Ford reportedly worked out for months, staying on a strict
high-protein diet. Certainly he looks good, but there’s a grimness
to his determination to look so good, a sense of - yes - business
before pleasure. Instead of Stallone, Ford might have been better off
taking inspiration from William Shatner in Nicholas Meyer’s Star
Trek 2: The Wrath of Khan (1982).
Yes - that’s it. How the Star Trek
franchise handled questions of age and obsolescence (at least for the
first few films) already made for fine drama. Ford and Spielberg toy
with it awhile, then (like Stallone does, eventually) drop it quietly
along the way; Meyer, Shatner and Nimoy make entropy their major
theme, complete with quotes from Dickens and Melville, and give their
film an overall lovingly thoughtful, poignantly mournful air.
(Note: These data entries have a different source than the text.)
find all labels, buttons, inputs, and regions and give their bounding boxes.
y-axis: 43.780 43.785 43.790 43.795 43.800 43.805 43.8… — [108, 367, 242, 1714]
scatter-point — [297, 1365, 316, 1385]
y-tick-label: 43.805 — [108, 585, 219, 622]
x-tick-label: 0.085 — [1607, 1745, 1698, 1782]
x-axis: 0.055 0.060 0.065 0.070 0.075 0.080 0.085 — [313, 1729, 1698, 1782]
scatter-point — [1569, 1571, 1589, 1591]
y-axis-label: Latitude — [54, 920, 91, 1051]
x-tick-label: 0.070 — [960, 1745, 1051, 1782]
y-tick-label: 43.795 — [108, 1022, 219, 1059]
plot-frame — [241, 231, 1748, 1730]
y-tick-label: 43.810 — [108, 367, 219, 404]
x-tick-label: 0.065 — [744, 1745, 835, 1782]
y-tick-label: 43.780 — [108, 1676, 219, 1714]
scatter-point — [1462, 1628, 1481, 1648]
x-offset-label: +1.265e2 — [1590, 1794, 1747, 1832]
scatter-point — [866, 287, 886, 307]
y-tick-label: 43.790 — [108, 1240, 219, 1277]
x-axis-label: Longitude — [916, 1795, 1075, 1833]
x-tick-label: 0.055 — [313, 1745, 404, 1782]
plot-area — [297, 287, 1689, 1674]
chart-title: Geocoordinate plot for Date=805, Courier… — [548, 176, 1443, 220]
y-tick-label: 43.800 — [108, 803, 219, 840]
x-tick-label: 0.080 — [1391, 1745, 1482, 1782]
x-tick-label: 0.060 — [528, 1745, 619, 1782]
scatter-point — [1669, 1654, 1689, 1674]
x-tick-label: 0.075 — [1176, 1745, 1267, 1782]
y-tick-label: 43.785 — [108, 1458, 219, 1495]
Shakespeare had Falstaff once say: "That he is old, the more the
pity, his white hairs do witness it" - Falstaff was, of course,
inviting sympathy for his advanced age, and seemed all the more
pathetic for his pains. Indy Jones is perhaps a less intellectual
property (despite the supposed fact that Henry Jones, Jr. is a
college professor), but his latest (and hopefully last) outing could
have used a flash or two of paunch. Or, better yet, a glimpse of
adult diapers, peeking out of the waistline.